Onci pun melihat bagaimana antusias para guru yang bertanya padanya, bahkan ada yang menjanjikan membawa puluhan peserta.
"Kamu liat sendiri, yang telepon, WA dan inbox aku sudah banyak. Jangan kwatirkan peserta, kita harus mengimani semua yang baik-baik. Percayalah, Tuhan akan tunjukan mukjizatnya."
"Terimakasih kamu bantu dan semangatin aku, yang sudah hampir menyerah."
"...................." Dhea pun tersenyum
"Itulah tugas aku sebagai bidadari syurgamu....sekarang kamu harus semangat jangan berkecil hati, ok?"
"Siaaaaap...."
"Sekarang kamu jangan lupa ibadah, aku temenin yuk..."
"Haaaah?! Kok sampai kamu perhatikan ibadahku?!" ucap Onci dalam hati.
Dan akhirnya Onci pun menuju masjid, untuk menunaikan ibadah, yang memang ia pun tidak pernah tinggalkan, lantaran ia juga memang pernah mengenyam dunia pendidikan Islam di sebuah pesantren cukup terkenal di Jawa Barat.
Yang membuat Onci terperangah dan kaget, Thea itu beda agama, tetapi mau mengingatkan dirinya Ibadah.
"Aku tunggu kamu di luar yaaah? Nggak mungin juga aku masuk, nggak bisa make jilbab. " Ucap Dhea.
"Bukan jilbab kali, tapi Mukena." Onci meluruskan
"Naaaah itu maksudku..."
Thea pun menunggu Onci yang sedang melakukan Sholat Ashar, dan ia perhatikan cara umat Islam sedang sholat, bagi Dhea ini hal baru yang ia lihat.

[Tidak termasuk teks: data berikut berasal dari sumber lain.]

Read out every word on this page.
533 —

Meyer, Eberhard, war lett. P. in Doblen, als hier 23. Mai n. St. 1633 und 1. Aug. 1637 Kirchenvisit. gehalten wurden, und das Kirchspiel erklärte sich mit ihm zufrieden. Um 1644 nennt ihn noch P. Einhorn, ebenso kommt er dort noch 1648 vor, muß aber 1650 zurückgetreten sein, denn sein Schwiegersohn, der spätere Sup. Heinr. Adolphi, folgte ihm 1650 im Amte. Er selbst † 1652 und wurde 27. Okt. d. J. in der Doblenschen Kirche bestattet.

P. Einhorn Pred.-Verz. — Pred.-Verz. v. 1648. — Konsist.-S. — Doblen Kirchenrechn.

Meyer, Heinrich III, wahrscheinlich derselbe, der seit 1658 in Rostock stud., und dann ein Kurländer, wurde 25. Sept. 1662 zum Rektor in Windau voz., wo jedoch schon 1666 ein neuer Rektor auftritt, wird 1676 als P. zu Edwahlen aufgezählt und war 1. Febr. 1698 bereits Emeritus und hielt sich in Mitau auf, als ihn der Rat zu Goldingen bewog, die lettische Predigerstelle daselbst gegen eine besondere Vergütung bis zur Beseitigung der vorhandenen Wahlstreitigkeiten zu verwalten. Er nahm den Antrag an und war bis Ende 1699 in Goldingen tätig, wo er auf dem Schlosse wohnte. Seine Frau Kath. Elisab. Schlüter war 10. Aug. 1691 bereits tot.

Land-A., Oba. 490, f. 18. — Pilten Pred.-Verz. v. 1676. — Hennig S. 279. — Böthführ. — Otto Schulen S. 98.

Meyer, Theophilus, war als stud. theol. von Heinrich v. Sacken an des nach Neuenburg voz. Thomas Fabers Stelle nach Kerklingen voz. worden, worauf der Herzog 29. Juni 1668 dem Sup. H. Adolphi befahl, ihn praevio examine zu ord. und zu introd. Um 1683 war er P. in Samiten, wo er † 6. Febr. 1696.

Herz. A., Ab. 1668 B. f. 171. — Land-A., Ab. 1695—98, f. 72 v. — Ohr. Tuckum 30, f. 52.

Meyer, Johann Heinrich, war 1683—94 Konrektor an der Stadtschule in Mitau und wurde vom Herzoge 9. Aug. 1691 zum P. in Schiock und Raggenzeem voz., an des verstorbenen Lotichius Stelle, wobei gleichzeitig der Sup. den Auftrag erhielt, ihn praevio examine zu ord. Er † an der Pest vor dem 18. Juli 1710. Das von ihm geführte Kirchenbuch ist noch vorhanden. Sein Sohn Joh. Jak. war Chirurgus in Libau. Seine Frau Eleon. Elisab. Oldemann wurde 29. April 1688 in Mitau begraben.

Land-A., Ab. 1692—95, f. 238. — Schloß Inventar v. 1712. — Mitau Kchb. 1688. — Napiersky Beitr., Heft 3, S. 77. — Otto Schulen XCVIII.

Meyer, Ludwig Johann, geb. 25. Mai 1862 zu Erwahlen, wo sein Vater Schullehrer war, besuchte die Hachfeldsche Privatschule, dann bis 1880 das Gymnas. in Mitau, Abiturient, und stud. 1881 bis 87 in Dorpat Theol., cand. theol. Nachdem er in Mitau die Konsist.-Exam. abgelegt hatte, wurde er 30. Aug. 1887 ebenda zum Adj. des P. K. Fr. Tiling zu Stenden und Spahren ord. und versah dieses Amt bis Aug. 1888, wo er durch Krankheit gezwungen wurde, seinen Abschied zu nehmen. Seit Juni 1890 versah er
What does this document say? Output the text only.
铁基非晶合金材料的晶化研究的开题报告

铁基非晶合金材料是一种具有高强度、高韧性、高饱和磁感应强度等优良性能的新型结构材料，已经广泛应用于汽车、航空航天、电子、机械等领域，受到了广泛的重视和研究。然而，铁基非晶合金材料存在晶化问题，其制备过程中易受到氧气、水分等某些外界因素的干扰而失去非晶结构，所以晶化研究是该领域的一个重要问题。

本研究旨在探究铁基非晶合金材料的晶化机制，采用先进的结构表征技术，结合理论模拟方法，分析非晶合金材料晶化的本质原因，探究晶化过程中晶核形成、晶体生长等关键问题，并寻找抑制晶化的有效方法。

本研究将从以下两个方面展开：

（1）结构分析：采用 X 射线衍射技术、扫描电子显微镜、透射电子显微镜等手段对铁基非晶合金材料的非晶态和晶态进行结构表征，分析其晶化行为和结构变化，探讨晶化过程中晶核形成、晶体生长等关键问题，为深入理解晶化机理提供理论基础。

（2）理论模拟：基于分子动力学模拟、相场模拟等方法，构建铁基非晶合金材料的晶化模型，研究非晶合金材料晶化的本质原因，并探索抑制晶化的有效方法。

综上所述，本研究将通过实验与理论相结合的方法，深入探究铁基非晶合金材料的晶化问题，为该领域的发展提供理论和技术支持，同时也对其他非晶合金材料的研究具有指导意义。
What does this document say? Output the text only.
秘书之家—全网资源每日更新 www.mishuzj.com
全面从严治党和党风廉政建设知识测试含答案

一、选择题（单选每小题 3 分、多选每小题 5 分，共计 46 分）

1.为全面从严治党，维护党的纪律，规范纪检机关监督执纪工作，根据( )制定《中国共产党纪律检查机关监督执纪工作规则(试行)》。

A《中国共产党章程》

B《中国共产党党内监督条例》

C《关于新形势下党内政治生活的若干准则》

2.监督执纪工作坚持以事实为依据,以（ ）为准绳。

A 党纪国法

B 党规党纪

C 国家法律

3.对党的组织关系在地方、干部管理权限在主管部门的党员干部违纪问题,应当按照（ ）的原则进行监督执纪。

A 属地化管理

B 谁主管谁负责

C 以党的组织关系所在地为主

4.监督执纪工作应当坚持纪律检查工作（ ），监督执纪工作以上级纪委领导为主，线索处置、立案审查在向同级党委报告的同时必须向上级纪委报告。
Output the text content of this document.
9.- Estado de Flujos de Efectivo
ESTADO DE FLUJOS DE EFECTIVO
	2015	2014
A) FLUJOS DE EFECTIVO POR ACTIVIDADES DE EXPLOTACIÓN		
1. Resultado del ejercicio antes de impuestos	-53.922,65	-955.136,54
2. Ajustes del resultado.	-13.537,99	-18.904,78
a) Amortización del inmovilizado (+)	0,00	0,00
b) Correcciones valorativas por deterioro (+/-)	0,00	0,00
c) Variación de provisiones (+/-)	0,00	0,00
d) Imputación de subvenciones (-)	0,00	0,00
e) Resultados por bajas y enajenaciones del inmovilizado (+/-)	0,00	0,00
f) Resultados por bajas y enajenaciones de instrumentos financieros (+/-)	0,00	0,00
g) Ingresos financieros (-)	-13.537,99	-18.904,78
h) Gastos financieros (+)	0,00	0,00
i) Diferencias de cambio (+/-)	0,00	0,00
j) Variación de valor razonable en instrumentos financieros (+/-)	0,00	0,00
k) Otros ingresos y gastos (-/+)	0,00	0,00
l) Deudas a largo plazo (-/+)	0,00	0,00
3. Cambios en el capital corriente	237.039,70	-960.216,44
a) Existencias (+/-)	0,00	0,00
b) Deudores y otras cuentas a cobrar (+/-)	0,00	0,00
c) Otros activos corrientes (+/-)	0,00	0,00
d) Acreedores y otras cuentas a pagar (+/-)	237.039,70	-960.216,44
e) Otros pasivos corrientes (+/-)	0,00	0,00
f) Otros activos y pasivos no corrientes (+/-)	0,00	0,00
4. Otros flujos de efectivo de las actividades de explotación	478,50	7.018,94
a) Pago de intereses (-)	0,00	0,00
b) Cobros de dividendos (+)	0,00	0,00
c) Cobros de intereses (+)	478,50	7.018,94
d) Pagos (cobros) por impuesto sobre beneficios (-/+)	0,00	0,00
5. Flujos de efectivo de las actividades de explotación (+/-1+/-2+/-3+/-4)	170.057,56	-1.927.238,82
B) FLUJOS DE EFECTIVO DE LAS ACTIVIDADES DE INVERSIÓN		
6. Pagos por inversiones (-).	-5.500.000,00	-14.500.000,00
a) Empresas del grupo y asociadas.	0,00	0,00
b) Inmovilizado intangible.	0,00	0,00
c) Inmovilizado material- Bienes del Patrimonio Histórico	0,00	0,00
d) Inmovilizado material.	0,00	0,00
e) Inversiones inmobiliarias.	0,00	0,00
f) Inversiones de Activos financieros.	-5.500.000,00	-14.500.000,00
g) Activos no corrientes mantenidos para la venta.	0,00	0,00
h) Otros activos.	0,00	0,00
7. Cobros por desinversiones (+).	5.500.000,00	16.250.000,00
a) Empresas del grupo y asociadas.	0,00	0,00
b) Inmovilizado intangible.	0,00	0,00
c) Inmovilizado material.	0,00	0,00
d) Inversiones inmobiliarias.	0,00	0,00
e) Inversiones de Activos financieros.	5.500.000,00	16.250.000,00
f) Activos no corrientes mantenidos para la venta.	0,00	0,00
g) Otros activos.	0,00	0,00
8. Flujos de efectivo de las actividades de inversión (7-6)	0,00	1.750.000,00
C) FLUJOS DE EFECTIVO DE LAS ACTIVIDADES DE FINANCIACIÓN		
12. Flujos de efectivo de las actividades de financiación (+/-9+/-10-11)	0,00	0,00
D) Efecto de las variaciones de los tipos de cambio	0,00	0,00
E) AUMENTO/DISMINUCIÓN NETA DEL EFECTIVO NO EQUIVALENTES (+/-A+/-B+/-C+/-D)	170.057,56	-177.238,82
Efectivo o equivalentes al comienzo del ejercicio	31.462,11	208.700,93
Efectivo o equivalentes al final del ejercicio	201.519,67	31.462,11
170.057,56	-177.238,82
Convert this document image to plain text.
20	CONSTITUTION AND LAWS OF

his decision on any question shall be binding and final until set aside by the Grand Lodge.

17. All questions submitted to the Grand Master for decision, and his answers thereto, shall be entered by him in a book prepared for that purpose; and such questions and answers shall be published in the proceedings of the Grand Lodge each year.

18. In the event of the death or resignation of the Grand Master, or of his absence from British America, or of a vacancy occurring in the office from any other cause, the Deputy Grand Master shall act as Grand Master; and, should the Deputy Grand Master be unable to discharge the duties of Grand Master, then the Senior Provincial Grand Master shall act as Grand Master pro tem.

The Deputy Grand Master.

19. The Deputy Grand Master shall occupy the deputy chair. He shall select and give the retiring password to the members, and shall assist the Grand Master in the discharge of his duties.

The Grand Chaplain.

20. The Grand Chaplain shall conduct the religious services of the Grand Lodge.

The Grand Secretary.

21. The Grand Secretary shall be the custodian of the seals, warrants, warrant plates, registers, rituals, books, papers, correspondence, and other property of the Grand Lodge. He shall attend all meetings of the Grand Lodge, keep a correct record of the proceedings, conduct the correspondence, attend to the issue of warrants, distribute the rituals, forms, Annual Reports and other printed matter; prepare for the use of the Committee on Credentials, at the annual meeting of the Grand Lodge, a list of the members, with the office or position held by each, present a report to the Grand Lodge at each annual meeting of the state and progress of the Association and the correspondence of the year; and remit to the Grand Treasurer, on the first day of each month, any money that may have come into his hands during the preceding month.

Dan orang yang mau masuk ke masjid pun memperhatikan Dhea, dengan pakain dada agak terbuka masuk ke pelataran masjid, bagi mereka pun memandang Dhea dengan asingnya, karena yang masuk ke masjid mengenakan jilbab dan tertutup rapat, sedangkan Dhea wanita yang berpakaian yang serba minimalis dan sedikit terbuka.
Yah, karena dalam Islam wanita wajib menutup aurat, mulai dari ujung rambut sampai ujung kaki, yang boleh nampak hanya wajah dan kedua telapak tangan.